Citrix DaaS

Size and scale considerations for Cloud Connectors

When evaluating Citrix DaaS (formerly Citrix Virtual Apps and Desktops service) for sizing and scalability, consider all the components. Research and test the configuration of Citrix Cloud Connectors and StoreFront for your specific requirements. Providing insufficient resources for sizing and scalability negatively affects the performance of your deployment.

Note:

These recommendations apply to Citrix DaaS Standard for Azure in addition to Citrix DaaS.

This article provides details of the tested maximum capacities and best practice recommendations for Cloud Connector machine configuration.

The information provided applies to deployments in which each resource location contains either VDI workloads or RDS workloads. For resources locations that contain mixed workloads of VDI and RDS together, contact Citrix Consulting Services.

Separate information is provided for customers using Citrix Workspace and customers using StoreFront. Smaller workloads were tested with Citrix Workspace. Larger workloads were tested with StoreFront. Citrix Workspace was tested without the service continuity feature enabled. Size and scalability recommendations for the service continuity are planned for a future version of this article.

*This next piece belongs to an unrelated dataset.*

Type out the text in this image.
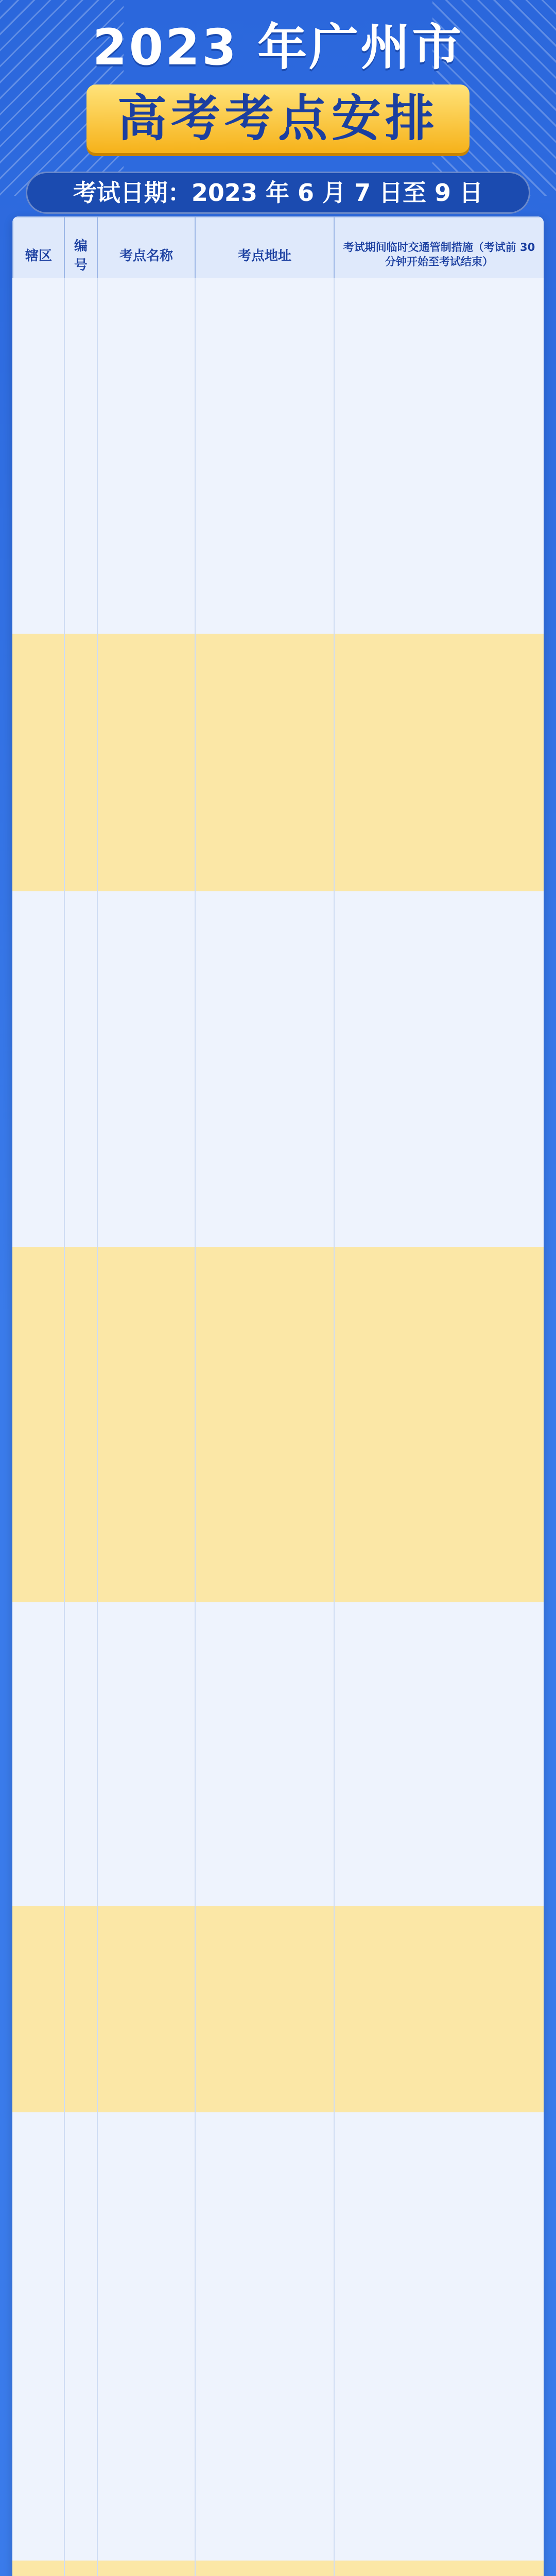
2023 年广州市
高考考点安排
考试日期：2023 年 6 月 7 日至 9 日
辖区	编号	考点名称	考点地址	考试期间临时交通管制措施（考试前 30 分钟开始至考试结束）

The Cloud Connector links your workloads to Citrix DaaS in the following ways:

  • Provides a proxy for communication between your VDAs and Citrix DaaS
  • Provides a proxy for communication between Citrix DaaS and your Active Directory (AD) and hypervisors
  • In deployments that include StoreFront servers, the Cloud Connector serves as a temporary session broker during cloud outages, providing users with continued access to resources

It is important to have your Cloud Connectors properly sized and configured to meet your specific needs.

Each set of Cloud Connectors is assigned to a resource location (also know as a zone). A resource location is a logical separation that specifies which resources communicate with that set of Cloud Connectors. At least one resource location is required per domain to communicate with the Active Directory (AD).

Each machine catalog and hosting connection is assigned to a resource location.

For deployments with more than one resource location, assign machine catalogs and VDAs to the resource locations to optimize the ability of Local Host Cache (LHC) to broker connections during outages. For more information on creating and managing resource locations, see Connect to Citrix Cloud. For optimum performance, configure your Cloud Connectors on low-latency connections to VDAs, AD servers, and hypervisors.

For performance similar to that seen in these tests, use modern processors that support SHA extensions. SHA extensions reduce the cryptographic load on the CPU. Recommended processors include:

  • Advanced Micro Devices (AMD) Zen and newer processors
  • Intel Ice Lake and newer processors

The tests described in this article were performed with AMD EPYC and Intel Cascade Lake processors.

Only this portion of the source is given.